La loi de finances pour 2019 crée une aide à l’attention des propriétaires bailleurs rénovant un logement dans une commune dont le besoin de réhabilitation de l’habitat en centre-ville est particulièrement marqué. Ils peuvent ainsi bénéficier d’une nouvelle défiscalisation, baptisée le Denormandie. En quoi ce nouveau dispositif applicable depuis le 1er janvier 2019 diffère-t-il du dispositif Pinel dans l'ancien initial ? Quelles communes y sont éligibles ? Sous quelles conditions ? Sur quoi faut-il être vigilant ? Explications.

8 morts dans l’effondrement de deux immeubles à Marseille le 5 novembre dernier. Il aura fallu ce drame pour que le Gouvernement apporte des « solutions » permettant de lutter contre l’habitat indigne. La nouvelle aide à l’investissement locatif, récemment baptisée le Denormandie (votée dans le cadre de la loi de finances 2019 sur proposition de Julien Denormandie), est un moyen pour les collectivités locales d’associer les investisseurs privés à l’amélioration de l’habitat insalubre, précise le Gouvernement dans un communiqué de presse publié le 4 janvier dernier. Cette mesure incitative entend apporter une « réponse à la dégradation du parc privé » a souligné Julien Denormandie, ministre délégué à la Ville et au Logement auprès de Jacqueline Gourault, ministre de la Cohésion des territoires, lorsque l’Assemblée nationale a adopté ce dispositif dès sa première lecture.
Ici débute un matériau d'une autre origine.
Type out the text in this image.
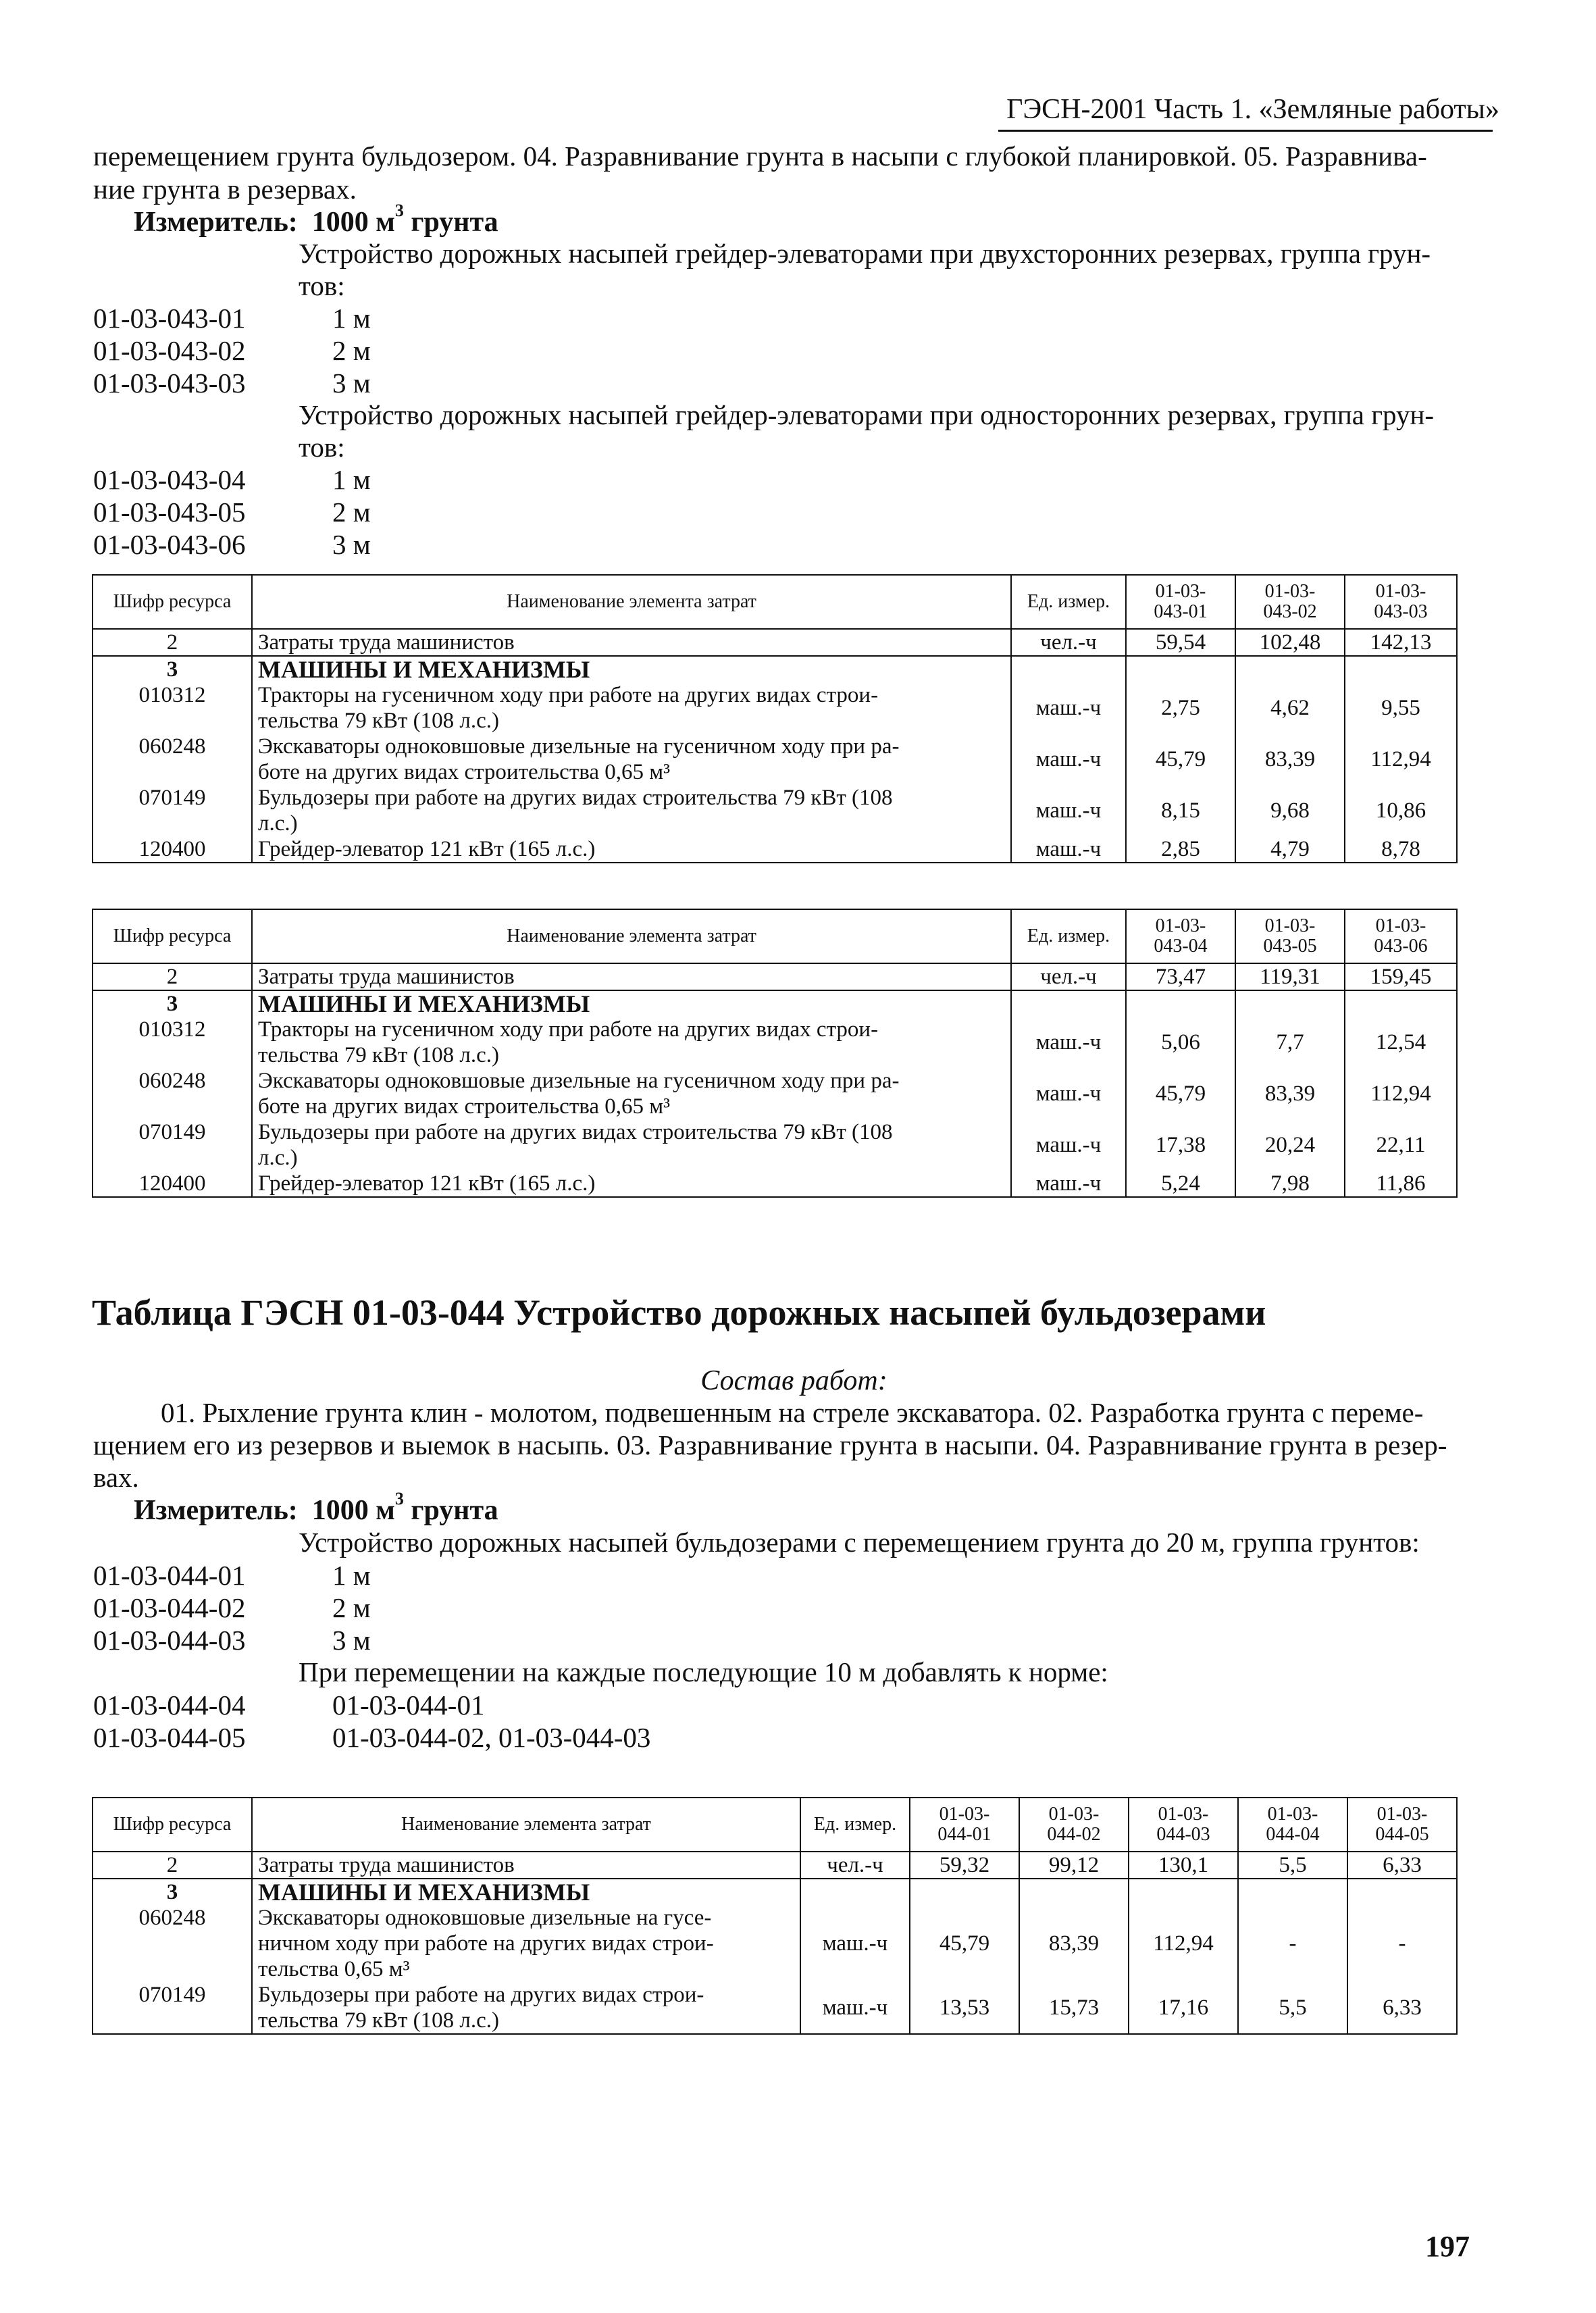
ГЭСН-2001 Часть 1. «Земляные работы»
перемещением грунта бульдозером. 04. Разравнивание грунта в насыпи с глубокой планировкой. 05. Разравнива-
ние грунта в резервах.
Измеритель: 1000 $м^3$ грунта
Устройство дорожных насыпей грейдер-элеваторами при двухсторонних резервах, группа грун-
тов:
01-03-043-01	1 м
01-03-043-02	2 м
01-03-043-03	3 м
Устройство дорожных насыпей грейдер-элеваторами при односторонних резервах, группа грун-
тов:
01-03-043-04	1 м
01-03-043-05	2 м
01-03-043-06	3 м
Шифр ресурса	Наименование элемента затрат	Ед. измер.	01-03-
043-01	01-03-
043-02	01-03-
043-03
2	Затраты труда машинистов	чел.-ч	59,54	102,48	142,13
3	МАШИНЫ И МЕХАНИЗМЫ				

010312	Тракторы на гусеничном ходу при работе на других видах строи-
тельства 79 кВт (108 л.с.)	маш.-ч	2,75	4,62	9,55
060248	Экскаваторы одноковшовые дизельные на гусеничном ходу при ра-
боте на других видах строительства 0,65 м³	маш.-ч	45,79	83,39	112,94
070149	Бульдозеры при работе на других видах строительства 79 кВт (108
л.с.)	маш.-ч	8,15	9,68	10,86
120400	Грейдер-элеватор 121 кВт (165 л.с.)	маш.-ч	2,85	4,79	8,78
Шифр ресурса	Наименование элемента затрат	Ед. измер.	01-03-
043-04	01-03-
043-05	01-03-
043-06
2	Затраты труда машинистов	чел.-ч	73,47	119,31	159,45
3	МАШИНЫ И МЕХАНИЗМЫ				

010312	Тракторы на гусеничном ходу при работе на других видах строи-
тельства 79 кВт (108 л.с.)	маш.-ч	5,06	7,7	12,54
060248	Экскаваторы одноковшовые дизельные на гусеничном ходу при ра-
боте на других видах строительства 0,65 м³	маш.-ч	45,79	83,39	112,94
070149	Бульдозеры при работе на других видах строительства 79 кВт (108
л.с.)	маш.-ч	17,38	20,24	22,11
120400	Грейдер-элеватор 121 кВт (165 л.с.)	маш.-ч	5,24	7,98	11,86
Таблица ГЭСН 01-03-044 Устройство дорожных насыпей бульдозерами
Состав работ:
01. Рыхление грунта клин - молотом, подвешенным на стреле экскаватора. 02. Разработка грунта с переме-
щением его из резервов и выемок в насыпь. 03. Разравнивание грунта в насыпи. 04. Разравнивание грунта в резер-
вах.
Измеритель: 1000 $м^3$ грунта
Устройство дорожных насыпей бульдозерами с перемещением грунта до 20 м, группа грунтов:
01-03-044-01	1 м
01-03-044-02	2 м
01-03-044-03	3 м
При перемещении на каждые последующие 10 м добавлять к норме:
01-03-044-04	01-03-044-01
01-03-044-05	01-03-044-02, 01-03-044-03
Шифр ресурса	Наименование элемента затрат	Ед. измер.	01-03-
044-01	01-03-
044-02	01-03-
044-03	01-03-
044-04	01-03-
044-05
2	Затраты труда машинистов	чел.-ч	59,32	99,12	130,1	5,5	6,33
3	МАШИНЫ И МЕХАНИЗМЫ						

060248	Экскаваторы одноковшовые дизельные на гусе-
ничном ходу при работе на других видах строи-
тельства 0,65 м³	маш.-ч	45,79	83,39	112,94	-	-
070149	Бульдозеры при работе на других видах строи-
тельства 79 кВт (108 л.с.)	маш.-ч	13,53	15,73	17,16	5,5	6,33
197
Quelles sont les conditions d’obtention ?

Le dispositif Denormandie permet de bénéficier d’une réduction d’impôts pouvant aller de 12 % à 21 % du coût total des travaux de rénovation. Le taux de l’aide varie selon la durée de location du bien : 6,9, ou 12 ans. L’obtention de l’aide nécessite que le propriétaire initie des travaux pour un montant correspondant à 25% du coût total de l’opération, selon le dernier communiqué du Ministère de la Cohésion des Territoires. 

Le dispositif Denormandie est éligible dans les 222 communes du programme "Action coeur de ville", ainsi que dans les communes signataires d’une opération de revitalisation du territoire (ORT), dispositif introduit par la loi Elan. 

Quelles sont ces 222 communes du programme "Action coeur de ville" ?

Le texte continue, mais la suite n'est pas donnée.